Well the performance of the network shouldn’t depend on the data being encrypted no? Plaintext versus encrypted plaintext doesn’t change anything in terms of throughput no?

I’m thinking more about the example with messaging providers like telegram, facebook messenger, whatsapp, signal, etc… Some like facebook messenger do offer end to end encryption, but as it’s not on by default (and not so easy to turn on in the first place) people generally don’t end up using it. Whatsapp however has encryption by default thus everyone uses it. Maybe it’s not the protocols business to cajole lazy developers, but I could certainly imagine a level of confusion down the line where end users are uncertain if this or that developer has properly implemented it’s own style of encryption.

Well, sure. If we ignore the initial encryption step which only happens once per immutable block, it shouldn’t affect throughput if everyone is just passing around the encrypted data and nobody is actually using/decrypting it. I think it’s more likely typical internet users would be using the data that’s getting sent to their node rather than just storing it (without decrypting it first), and decryption to turn the ciphertext into something they care about isn’t computationally free.
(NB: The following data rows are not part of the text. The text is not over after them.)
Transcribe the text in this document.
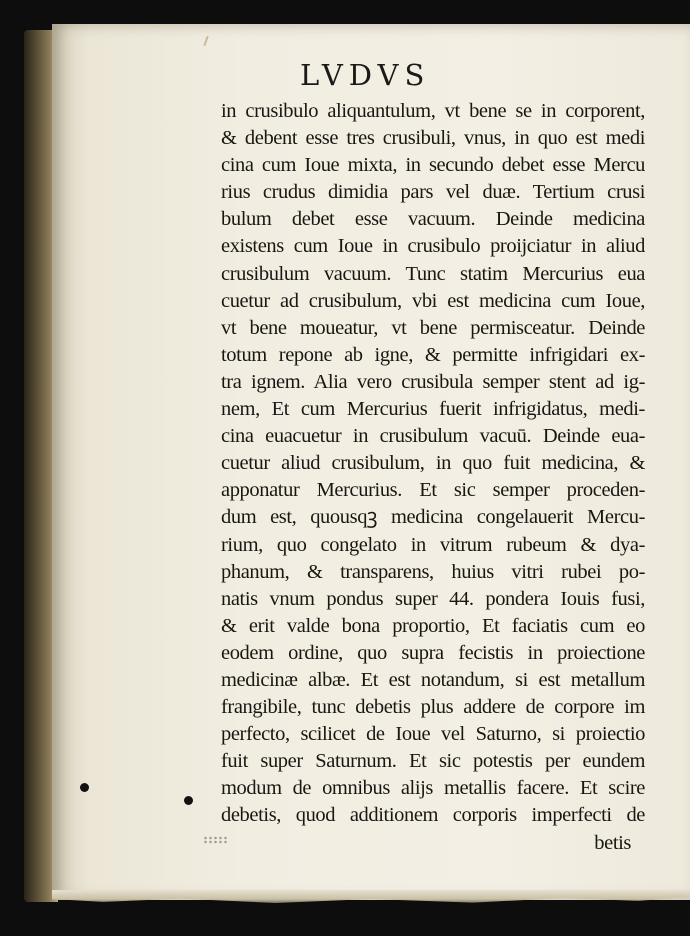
LVDVS
in crusibulo aliquantulum, vt bene se in corporent,
& debent esse tres crusibuli, vnus, in quo est medi
cina cum Ioue mixta, in secundo debet esse Mercu
rius crudus dimidia pars vel duæ. Tertium crusi
bulum debet esse vacuum. Deinde medicina
existens cum Ioue in crusibulo proijciatur in aliud
crusibulum vacuum. Tunc statim Mercurius eua
cuetur ad crusibulum, vbi est medicina cum Ioue,
vt bene moueatur, vt bene permisceatur. Deinde
totum repone ab igne, & permitte infrigidari ex-
tra ignem. Alia vero crusibula semper stent ad ig-
nem, Et cum Mercurius fuerit infrigidatus, medi-
cina euacuetur in crusibulum vacuū. Deinde eua-
cuetur aliud crusibulum, in quo fuit medicina, &
apponatur Mercurius. Et sic semper proceden-
dum est, quousqꝫ medicina congelauerit Mercu-
rium, quo congelato in vitrum rubeum & dya-
phanum, & transparens, huius vitri rubei po-
natis vnum pondus super 44. pondera Iouis fusi,
& erit valde bona proportio, Et faciatis cum eo
eodem ordine, quo supra fecistis in proiectione
medicinæ albæ. Et est notandum, si est metallum
frangibile, tunc debetis plus addere de corpore im
perfecto, scilicet de Ioue vel Saturno, si proiectio
fuit super Saturnum. Et sic potestis per eundem
modum de omnibus alijs metallis facere. Et scire
debetis, quod additionem corporis imperfecti de
betis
It’s unclear how the key for each block is supposed to be shared and stored in this hypothetical scenario, but I can imagine storing and transferring those would come with some overhead as well. There are a lot of blocks that would need keys and key mappings stored for them, especially if each block has its own key – which I’m not really seeing a way around.

Encrypting all blocks by default would also destroy block-level deduplication as a feature for IPFS, unless everyone encrypted everything with the same key by default (which makes no sense).

I just came across this spec for built-in encryption in IPFS and thought of this thread, but it doesn’t appear to be something that would be on by default.